American barrel racer and rodeo secretary

Mildred Farris (August 8, 1933 - May 13, 2013) is a ProRodeo Hall of Fame inductee, who was inducted with her husband John.

==Life==
Mildred Farris was born Mildred Lois Cotten in Andrews, Texas, on August 8, 1933. She worked on her father's cattle ranch. She graduated from Sul Ross State University in Alpine, Texas, with a B.A. in Physical Education in 1955. She attended a rodeo reunion where she met John Farris, and the two were married in May 1955.

==Career==
Farris was a five-time National Finals Rodeo (NFR) secretary. She was also a five-time NFR assistant secretary. She was an eight-time Professional Rodeo Cowboys Association (PRCA) Secretary of the Year. She was a PRCA Contract Personnel Executive Council from 1988 to 2002. She carried the American flag at the NFR opening in Oklahoma City, Oklahoma, for 17 years. She qualified for the NFR 12 times as a barrel racer. She served as the Girls Rodeo Association (GRA) director and also served as director when it was renamed the Women's Professional Rodeo Association (WPRA). She also served as its vice-president, and president from 1965 to 1971.

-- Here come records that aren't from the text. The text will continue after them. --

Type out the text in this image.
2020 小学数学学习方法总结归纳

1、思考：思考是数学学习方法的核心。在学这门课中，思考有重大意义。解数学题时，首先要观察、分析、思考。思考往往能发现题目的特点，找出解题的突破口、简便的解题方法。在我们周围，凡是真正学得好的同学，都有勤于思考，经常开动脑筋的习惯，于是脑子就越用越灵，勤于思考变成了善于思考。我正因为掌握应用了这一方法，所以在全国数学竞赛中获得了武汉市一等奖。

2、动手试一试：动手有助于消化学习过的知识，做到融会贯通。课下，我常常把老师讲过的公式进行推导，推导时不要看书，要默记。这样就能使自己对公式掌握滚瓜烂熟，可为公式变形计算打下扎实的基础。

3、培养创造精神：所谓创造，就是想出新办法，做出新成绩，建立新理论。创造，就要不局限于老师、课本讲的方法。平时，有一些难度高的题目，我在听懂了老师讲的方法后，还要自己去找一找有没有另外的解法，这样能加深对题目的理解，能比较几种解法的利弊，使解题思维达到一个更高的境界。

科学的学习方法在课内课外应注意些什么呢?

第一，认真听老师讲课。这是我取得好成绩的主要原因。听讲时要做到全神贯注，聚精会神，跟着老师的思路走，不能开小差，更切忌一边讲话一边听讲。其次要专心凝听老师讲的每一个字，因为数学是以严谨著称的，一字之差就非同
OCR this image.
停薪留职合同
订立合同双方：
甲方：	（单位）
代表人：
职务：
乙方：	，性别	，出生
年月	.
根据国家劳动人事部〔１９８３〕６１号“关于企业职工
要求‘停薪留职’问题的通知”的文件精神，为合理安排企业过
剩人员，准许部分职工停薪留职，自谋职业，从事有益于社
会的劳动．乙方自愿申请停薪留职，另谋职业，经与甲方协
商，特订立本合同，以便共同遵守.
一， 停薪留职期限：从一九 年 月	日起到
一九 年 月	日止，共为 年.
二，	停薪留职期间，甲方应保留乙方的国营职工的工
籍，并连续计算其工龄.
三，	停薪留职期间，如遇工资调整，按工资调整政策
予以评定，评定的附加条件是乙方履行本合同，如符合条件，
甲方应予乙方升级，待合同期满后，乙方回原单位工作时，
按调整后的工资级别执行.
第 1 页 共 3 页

From 1955 to 1957, Farris was the Texas Barrel Racing Association's champion. She was the runner-up to the barrel racing world champion at the NFR in 1959, 1960, and 1969. In 1968, she ran the fastest time at the NFR. She also served as secretary to many producers including Tommy Steiner, Harper and Morgan, Neal Gay, the Fort Worth Stock Show and others.

She also served as the secretary for the Dodge (now RAM) Texas Circuit Finals for 17 years. She was the WPRA Woman of the Year in 1996 and the WPRA Secretary of the Year in 1998.

==Honors==
- 1994 Sul Ross Rodeo Hall of Fame
- 2004 Texas Rodeo Cowboy Hall of Fame
- 2010 Rodeo Hall of Fame of the National Cowboy & Western Heritage Museum
- 2012 National Cowgirl Museum and Hall of Fame

==Death==
Farris died on May 13, 2013, in Addington, Oklahoma.